Substrate positional binding in XT6. (A) Schematic representation of the hydrogen bonding network and stacking interactions in the XT6 binding site. (B) Structure of XT6 in complex with X3 and X2 (cleaved X5), showing only the aromatic amino acids and the sugars. Tyr-203 and Trp-273 form stacking interactions with the sugar rings at subsites +1 and +2, respectively. (C) The suggested positional binding of xylosaccharides to the binding subsites of XT6, obtained by combining the ΔCp with the structural data.
The proposed binding preferences can be challenged by using mutants lacking either the aromatic residues at subsites +1 (Tyr-203) and +2 (Trp-273) or a nonaromatic binding residue, Gln-102 for example.
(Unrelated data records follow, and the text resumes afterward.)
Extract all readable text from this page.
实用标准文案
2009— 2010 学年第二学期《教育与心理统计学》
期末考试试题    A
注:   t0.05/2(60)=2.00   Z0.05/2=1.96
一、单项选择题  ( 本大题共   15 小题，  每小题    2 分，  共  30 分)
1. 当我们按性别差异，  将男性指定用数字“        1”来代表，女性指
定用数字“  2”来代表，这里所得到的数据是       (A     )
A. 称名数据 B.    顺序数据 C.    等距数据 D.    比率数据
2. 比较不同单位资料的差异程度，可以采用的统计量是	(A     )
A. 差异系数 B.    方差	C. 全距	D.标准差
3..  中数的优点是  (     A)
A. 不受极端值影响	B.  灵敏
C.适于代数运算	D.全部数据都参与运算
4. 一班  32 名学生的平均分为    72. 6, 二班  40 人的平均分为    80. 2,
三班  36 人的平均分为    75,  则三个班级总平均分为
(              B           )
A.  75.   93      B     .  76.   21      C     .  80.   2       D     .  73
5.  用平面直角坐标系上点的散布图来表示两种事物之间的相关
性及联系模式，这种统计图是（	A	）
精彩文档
The ΔCp values of the mutants in the aromatic residues were predicted to be less negative by ≈100–150 cal/mol·K, but only for xylosaccharides that occupy these subsites. For the Gln-102 replacement, ΔCp should not change (although the Ka may be reduced). Indeed, the ΔCp values of the mutants were exactly as predicted from the preference of binding suggested above (Fig. 3 and Table 3) with an average ΔCp loss of –105 to –165 cal/mol·K for Y203A and W273A, respectively, and no ΔCp change for Q102A (Table 3). It should be noted that although all of the mutations resulted in reduced Ka, the corresponding ΔCp values support the assigned binding preference.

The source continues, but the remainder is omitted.